La primavera in Valle d’Aosta non è solo una stagione: è un risveglio collettivo, un richiamo antico che affonda le radici nella terra, negli alpeggi e nella memoria condivisa. Con il 69ème Concours Régional des Batailles de Reines, al via domenica 29 marzo a Pont-Saint-Martin, torna uno degli appuntamenti più identitari del mondo rurale valdostano, capace di unire generazioni e territori in un rito che è insieme competizione, festa e cultura.

Le Batailles de Reines non sono semplici scontri tra bovine: sono l’espressione più autentica dell’allevamento di montagna. Le protagoniste, le “reines”, appartengono principalmente alla razza valdostana — in particolare la Pezzata Rossa e la Castana — selezionate nei secoli per la loro forza, rusticità e capacità di adattamento agli ambienti alpini. In natura, queste bovine stabiliscono gerarchie spontanee all’interno della mandria: le batailles non fanno altro che riprodurre, in un contesto regolato e senza costrizioni, questo comportamento istintivo.

La tradizione affonda le sue origini ben prima dell’istituzionalizzazione del concorso, avvenuta nel 1958, quando si decise di dare una forma organizzata a una pratica già diffusa nelle comunità contadine. Da allora, le Batailles sono diventate un simbolo della Valle d’Aosta, un patrimonio immateriale che racconta la relazione profonda tra uomo, animale e territorio.

Il calendario della primavera 2026 prevede cinque tappe, distribuite nei luoghi simbolo della regione. Dopo l’apertura a Pont-Saint-Martin (29 marzo), il circuito farà tappa a Saint-Marcel per l’immancabile appuntamento di Pasquetta (6 aprile), momento che da sempre unisce famiglie, allevatori e appassionati in una giornata di festa popolare. Seguiranno le sfide a Jovençan (12 aprile) e Gignod (19 aprile), fino alla chiusura a Pollein (26 aprile), dove verranno incoronate le regine della stagione primaverile.

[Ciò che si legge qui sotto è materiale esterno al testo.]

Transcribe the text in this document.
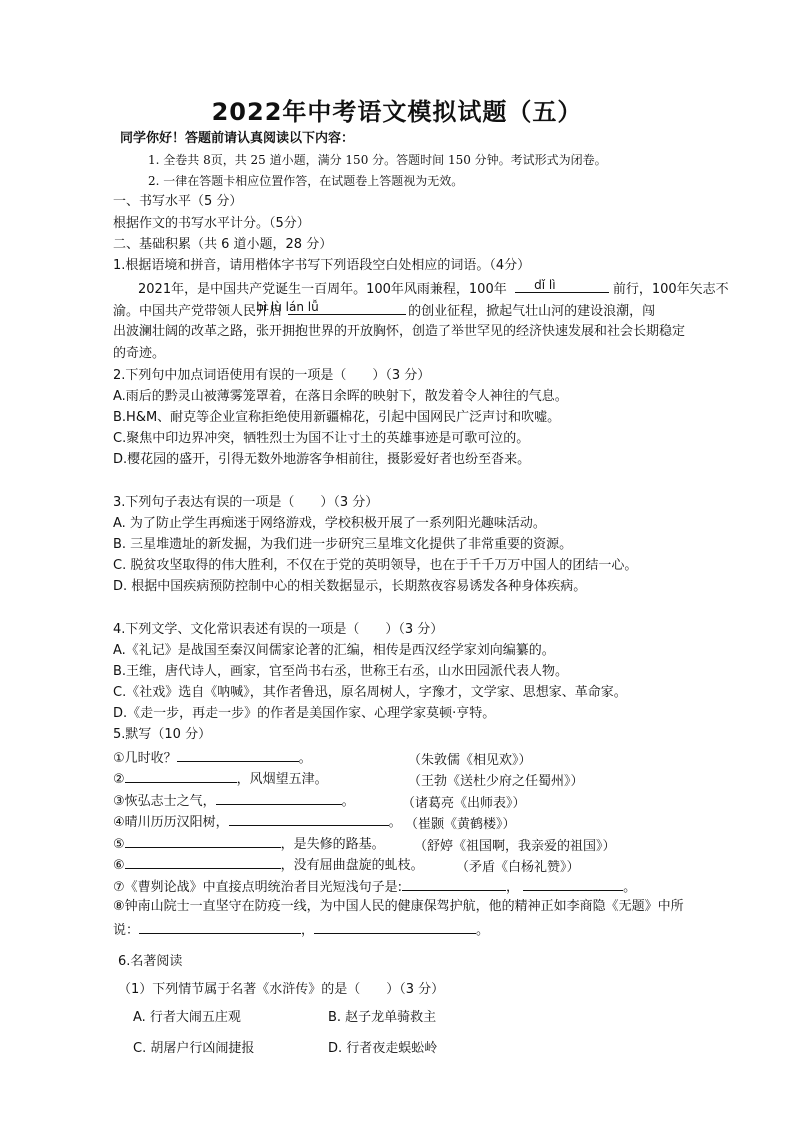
2022年中考语文模拟试题（五）
同学你好！答题前请认真阅读以下内容：
1. 全卷共 8页，共 25 道小题，满分 150 分。答题时间 150 分钟。考试形式为闭卷。
2. 一律在答题卡相应位置作答，在试题卷上答题视为无效。
一、书写水平（5 分）
根据作文的书写水平计分。（5分）
二、基础积累（共 6 道小题，28 分）
1.根据语境和拼音，请用楷体字书写下列语段空白处相应的词语。（4分）
2021年，是中国共产党诞生一百周年。100年风雨兼程，100年	dǐ lì	前行，100年矢志不
渝。中国共产党带领人民开启
bì lù lán lǚ	的创业征程，掀起气壮山河的建设浪潮，闯
出波澜壮阔的改革之路，张开拥抱世界的开放胸怀，创造了举世罕见的经济快速发展和社会长期稳定
的奇迹。
2.下列句中加点词语使用有误的一项是（　　）（3 分）
A.雨后的黔灵山被薄雾笼罩着，在落日余晖的映射下，散发着令人神往的气息。
B.H&M、耐克等企业宣称拒绝使用新疆棉花，引起中国网民广泛声讨和吹嘘。
C.聚焦中印边界冲突，牺牲烈士为国不让寸土的英雄事迹是可歌可泣的。
D.樱花园的盛开，引得无数外地游客争相前往，摄影爱好者也纷至沓来。
3.下列句子表达有误的一项是（　　）（3 分）
A. 为了防止学生再痴迷于网络游戏，学校积极开展了一系列阳光趣味活动。
B. 三星堆遗址的新发掘，为我们进一步研究三星堆文化提供了非常重要的资源。
C. 脱贫攻坚取得的伟大胜利，不仅在于党的英明领导，也在于千千万万中国人的团结一心。
D. 根据中国疾病预防控制中心的相关数据显示，长期熬夜容易诱发各种身体疾病。
4.下列文学、文化常识表述有误的一项是（　　）（3 分）
A.《礼记》是战国至秦汉间儒家论著的汇编，相传是西汉经学家刘向编纂的。
B.王维，唐代诗人，画家，官至尚书右丞，世称王右丞，山水田园派代表人物。
C.《社戏》选自《呐喊》，其作者鲁迅，原名周树人，字豫才，文学家、思想家、革命家。
D.《走一步，再走一步》的作者是美国作家、心理学家莫顿·亨特。
5.默写（10 分）
①几时收？	。	（朱敦儒《相见欢》）
②	，风烟望五津。	（王勃《送杜少府之任蜀州》）
③恢弘志士之气，	。	（诸葛亮《出师表》）
④晴川历历汉阳树，	。 （崔颢《黄鹤楼》）
⑤	，是失修的路基。 （舒婷《祖国啊，我亲爱的祖国》）
⑥	，没有屈曲盘旋的虬枝。 （矛盾《白杨礼赞》）
⑦《曹刿论战》中直接点明统治者目光短浅句子是:	，	。
⑧钟南山院士一直坚守在防疫一线，为中国人民的健康保驾护航，他的精神正如李商隐《无题》中所
说：	，	。
6.名著阅读
（1）下列情节属于名著《水浒传》的是（　　）（3 分）
A. 行者大闹五庄观	B. 赵子龙单骑救主
C. 胡屠户行凶闹捷报	D. 行者夜走蜈蚣岭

Ma ridurre le Batailles de Reines a un calendario di competizioni sarebbe limitante. Attorno a questi eventi si sviluppa un vero e proprio universo sociale: c’è il lavoro quotidiano degli allevatori, fatto di cura, selezione e dedizione; c’è l’orgoglio delle famiglie che tramandano saperi e lignaggi; c’è la dimensione conviviale, fatta di pranzi all’aperto, dialetto, musica e racconti che si rinnovano di anno in anno.

Non è un caso che la manifestazione sia oggi riconosciuta come uno dei pilastri della cultura alpina valdostana, capace di resistere ai cambiamenti e, allo stesso tempo, di adattarsi ai nuovi linguaggi. Proprio in questa direzione si inserisce la scelta dell’Association Régionale Amis des Batailles de Reines di rafforzare la propria presenza digitale.

Attraverso i canali ufficiali “Reines Vallée d’Aoste” su Instagram e Facebook, l’Association punta a raccontare non solo le gare, ma l’intero mondo che ruota attorno alle Batailles: le storie degli allevatori, la preparazione degli animali, i momenti di festa e di comunità. Un modo per avvicinare anche le nuove generazioni e chi si affaccia per la prima volta a questa realtà.

“Batailles, ma non solo – sottolinea il vicepresidente Fabio Lombardo – Il nostro intento è valorizzare tutto ciò che ruota attorno a questi appuntamenti: il divertimento, la fatica e la gioia di stare insieme, quel senso di comunità che rende unica questa tradizione”.

Sulla stessa linea il presidente Roberto Bonin: “Guardiamo al futuro senza dimenticare le nostre radici. Questo rinnovamento digitale è un ponte tra generazioni, per far vivere la passione per le nostre reines anche a chi si avvicina per la prima volta a questo mondo”.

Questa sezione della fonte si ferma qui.